29 Ağustos 2012 Çarşamba

Alemde "beni bul " sesi çınlar yüreğinden ,ben yalnızlığı severim ,sende sev diye .asıl güç yalnızlıktan doğar ,sen kendini bile arama , ben seni seçtim ki,gücünden eksiltme diye...
Zehra Asuman
İçimizi boşaltıyoruz sanki boğazı açılmış deniz gibi,salıyoruz içimizdeki hüznü boşluktan aşağı,sanki boğulurmuşçasına...
Zehra Asuman
Dipte neymiş dibe indikçe bir dip daha gördüm .Uçurumun kenarında ölmekten öteye yol görmedim.Gerilerden gelmedeyim burdan ötesi yolsuzluk,çığlığımda ben boğuldum,umarsızca bir gülüşle ,alemi seyre dalmışım ki kendimden bile bana ne.
...neye bakarsın tüketmişliğin menbaı ,hâla haklıyım diyen behey ,sen misin?
Zehra Asuman
Tefekkürde olabildiğince cömert,kelâmda da bir o kadar cimri ,işte hesabını verebileceğim tek gerçek ...
Zehra Asuman
Yalnızım...

Yalnızlığın dostu olamayan hiçkimsenin dostu olamaz. 



Ey yüreğim! 

Sevgiliye önce sor;Yalnız mı?

Değilse ona yalnızlığı öğret.

Yalnızlığımı çöller anladı, insanlar anlamadı.

Olsun...

Çöller ortasındayım fakat üşüyorum yinede.

Çünkü düşünen yalnızdır.

Düşünce kuyularına düşmüşüm.



... Çıkmak istemiyorum düştüğüm kuyulardan.

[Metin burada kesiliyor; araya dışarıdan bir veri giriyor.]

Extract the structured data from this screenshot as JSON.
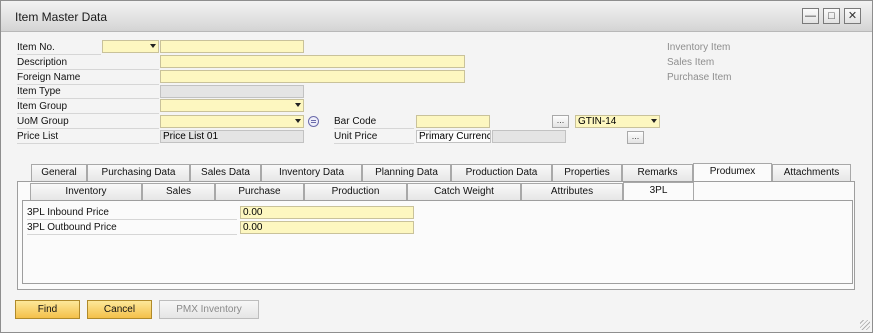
{
  "window": {
    "title": "Item Master Data",
    "controls": {
      "minimize_icon": "minimize-icon",
      "maximize_icon": "maximize-icon",
      "close_icon": "close-icon"
    }
  },
  "header": {
    "item_no": {
      "label": "Item No.",
      "series_value": "",
      "value": ""
    },
    "description": {
      "label": "Description",
      "value": ""
    },
    "foreign_name": {
      "label": "Foreign Name",
      "value": ""
    },
    "item_type": {
      "label": "Item Type",
      "value": ""
    },
    "item_group": {
      "label": "Item Group",
      "value": ""
    },
    "uom_group": {
      "label": "UoM Group",
      "value": ""
    },
    "price_list": {
      "label": "Price List",
      "value": "Price List 01"
    },
    "bar_code": {
      "label": "Bar Code",
      "value": "",
      "button": "...",
      "type_value": "GTIN-14"
    },
    "unit_price": {
      "label": "Unit Price",
      "currency": "Primary Currenc",
      "value": "",
      "button": "..."
    },
    "checkboxes": [
      {
        "label": "Inventory Item"
      },
      {
        "label": "Sales Item"
      },
      {
        "label": "Purchase Item"
      }
    ]
  },
  "tabs": [
    "General",
    "Purchasing Data",
    "Sales Data",
    "Inventory Data",
    "Planning Data",
    "Production Data",
    "Properties",
    "Remarks",
    "Produmex",
    "Attachments"
  ],
  "active_tab": "Produmex",
  "subtabs": [
    "Inventory",
    "Sales",
    "Purchase",
    "Production",
    "Catch Weight",
    "Attributes",
    "3PL"
  ],
  "active_subtab": "3PL",
  "threepl": {
    "inbound": {
      "label": "3PL Inbound Price",
      "value": "0.00"
    },
    "outbound": {
      "label": "3PL Outbound Price",
      "value": "0.00"
    }
  },
  "footer": {
    "find": "Find",
    "cancel": "Cancel",
    "pmx_inventory": "PMX Inventory"
  },
  "colors": {
    "field_yellow": "#fdf7c0",
    "button_gold": "#f4c04a",
    "title_bar": "#e4e4e4"
  }
}
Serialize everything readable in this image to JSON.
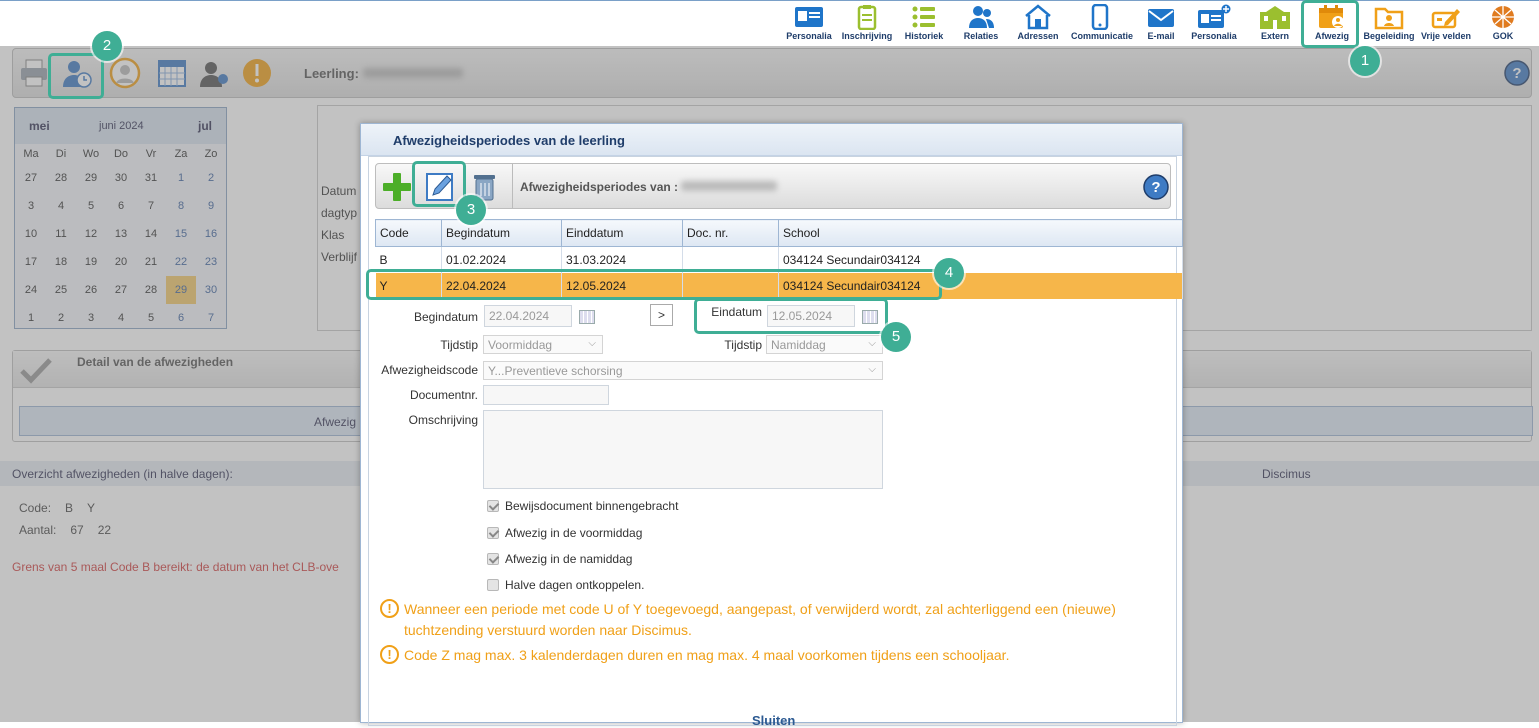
{
  "nav": {
    "items": [
      {
        "label": "Personalia",
        "icon": "id-card-icon",
        "color": "#1f75c9"
      },
      {
        "label": "Inschrijving",
        "icon": "clipboard-icon",
        "color": "#9bbf2f"
      },
      {
        "label": "Historiek",
        "icon": "list-icon",
        "color": "#9bbf2f"
      },
      {
        "label": "Relaties",
        "icon": "people-icon",
        "color": "#1f75c9"
      },
      {
        "label": "Adressen",
        "icon": "house-icon",
        "color": "#1f75c9"
      },
      {
        "label": "Communicatie",
        "icon": "phone-icon",
        "color": "#1f75c9"
      },
      {
        "label": "E-mail",
        "icon": "envelope-icon",
        "color": "#1f75c9"
      },
      {
        "label": "Personalia",
        "icon": "id-card-plus-icon",
        "color": "#1f75c9"
      },
      {
        "label": "Extern",
        "icon": "building-icon",
        "color": "#9bbf2f"
      },
      {
        "label": "Afwezig",
        "icon": "calendar-person-icon",
        "color": "#f0a018"
      },
      {
        "label": "Begeleiding",
        "icon": "folder-person-icon",
        "color": "#f0a018"
      },
      {
        "label": "Vrije velden",
        "icon": "pencil-form-icon",
        "color": "#f0a018"
      },
      {
        "label": "GOK",
        "icon": "globe-icon",
        "color": "#e07b1f"
      }
    ]
  },
  "student_bar": {
    "label": "Leerling:"
  },
  "calendar": {
    "prev": "mei",
    "current": "juni 2024",
    "next": "jul",
    "weekdays": [
      "Ma",
      "Di",
      "Wo",
      "Do",
      "Vr",
      "Za",
      "Zo"
    ],
    "days": [
      "27",
      "28",
      "29",
      "30",
      "31",
      "1",
      "2",
      "3",
      "4",
      "5",
      "6",
      "7",
      "8",
      "9",
      "10",
      "11",
      "12",
      "13",
      "14",
      "15",
      "16",
      "17",
      "18",
      "19",
      "20",
      "21",
      "22",
      "23",
      "24",
      "25",
      "26",
      "27",
      "28",
      "29",
      "30",
      "1",
      "2",
      "3",
      "4",
      "5",
      "6",
      "7"
    ],
    "selected_day": "30"
  },
  "info": {
    "lines": [
      "Datum",
      "dagtyp",
      "Klas",
      "Verblijf"
    ]
  },
  "detail": {
    "title": "Detail van de afwezigheden",
    "bar_text": "Afwezig"
  },
  "overzicht": {
    "title": "Overzicht afwezigheden (in halve dagen):",
    "discimus": "Discimus",
    "code_label": "Code:",
    "codes": [
      "B",
      "Y"
    ],
    "count_label": "Aantal:",
    "counts": [
      "67",
      "22"
    ],
    "warning": "Grens van 5 maal Code B bereikt: de datum van het CLB-ove"
  },
  "modal": {
    "title": "Afwezigheidsperiodes van de leerling",
    "toolbar_title": "Afwezigheidsperiodes van :",
    "columns": [
      "Code",
      "Begindatum",
      "Einddatum",
      "Doc. nr.",
      "School"
    ],
    "rows": [
      {
        "code": "B",
        "begin": "01.02.2024",
        "end": "31.03.2024",
        "doc": "",
        "school": "034124 Secundair034124"
      },
      {
        "code": "Y",
        "begin": "22.04.2024",
        "end": "12.05.2024",
        "doc": "",
        "school": "034124 Secundair034124"
      }
    ],
    "form": {
      "begin_label": "Begindatum",
      "begin_value": "22.04.2024",
      "arrow": ">",
      "end_label": "Eindatum",
      "end_value": "12.05.2024",
      "time_label": "Tijdstip",
      "time_begin": "Voormiddag",
      "time_end_label": "Tijdstip",
      "time_end": "Namiddag",
      "code_label": "Afwezigheidscode",
      "code_value": "Y...Preventieve schorsing",
      "doc_label": "Documentnr.",
      "doc_value": "",
      "desc_label": "Omschrijving",
      "desc_value": ""
    },
    "checkboxes": [
      {
        "label": "Bewijsdocument binnengebracht",
        "checked": true
      },
      {
        "label": "Afwezig in de voormiddag",
        "checked": true
      },
      {
        "label": "Afwezig in de namiddag",
        "checked": true
      },
      {
        "label": "Halve dagen ontkoppelen.",
        "checked": false
      }
    ],
    "warnings": [
      "Wanneer een periode met code U of Y toegevoegd, aangepast, of verwijderd wordt, zal achterliggend een (nieuwe) tuchtzending verstuurd worden naar Discimus.",
      "Code Z mag max. 3 kalenderdagen duren en mag max. 4 maal voorkomen tijdens een schooljaar."
    ],
    "close_label": "Sluiten"
  },
  "annotations": [
    "1",
    "2",
    "3",
    "4",
    "5"
  ],
  "colors": {
    "accent": "#3fae95",
    "selected_row": "#f6b64a",
    "warning": "#f0a018",
    "error": "#d24141",
    "nav_text": "#1f3d6a"
  }
}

Nazlı züleyha'mı bekliyorum.

Nazarım var Asumân'a..

gecenin damarından yalnızlığıma şiirler sağıyorum.



Yalnızım.

yalnızlar gül yahut nilüfer olmazlar.

Gelinciktir onlar ve yüreklerinin tam ortasındaki karanlık,

derin ruh kuyusunun girşidir...
Oğlum:H.Emre Özdemir

22 Ağustos 2012 Çarşamba

Erken konuşmamak lazım,genellikle ...

Dünya bize kirlerimizden arınıpta mükemmel kelimesinin ifade edemeyeceği bir mekanı kazanabilmek için mihenge vurulduğumuz kalite kontrolümüz üzerinden kabul edileceğimiz bir ikramdır.İkramdır dedim çünki ,cennet bir hiçbir şekilde hakediş değil,olsa olsa ikram ve Lutuf olabilir.

Eğer dünyanın çivisinin çıktığından şikayetçiysek şayet ,birazda kendimize bakmalıyız.Dünya denge üzerine kuruludur.İşini (kulluk) doğru yapmayan herkes bu dengeyi bozan birer suçludur.

Hayatta den
ge mutlaka sağlanacaktır bir şekilde,bu denge kurulurken biz işin neresinde duruyoruz,acaba ?
Kimi zaman adalaetsiz saydığımız ,şikayet ettiğimiz şeylerin tümü de bu dengenin bir parçasıdır.Ki;o kötü gördüğümüz şeyler o ana aittir,arkasındaki sırlarla birlikte.Zamanla görürüz ki ,bütün tamamlandığında o hoşlanmadığımız şeylere ,iyi ki olmuş deriz biraz da utanarak,öncesi isyandı çünki..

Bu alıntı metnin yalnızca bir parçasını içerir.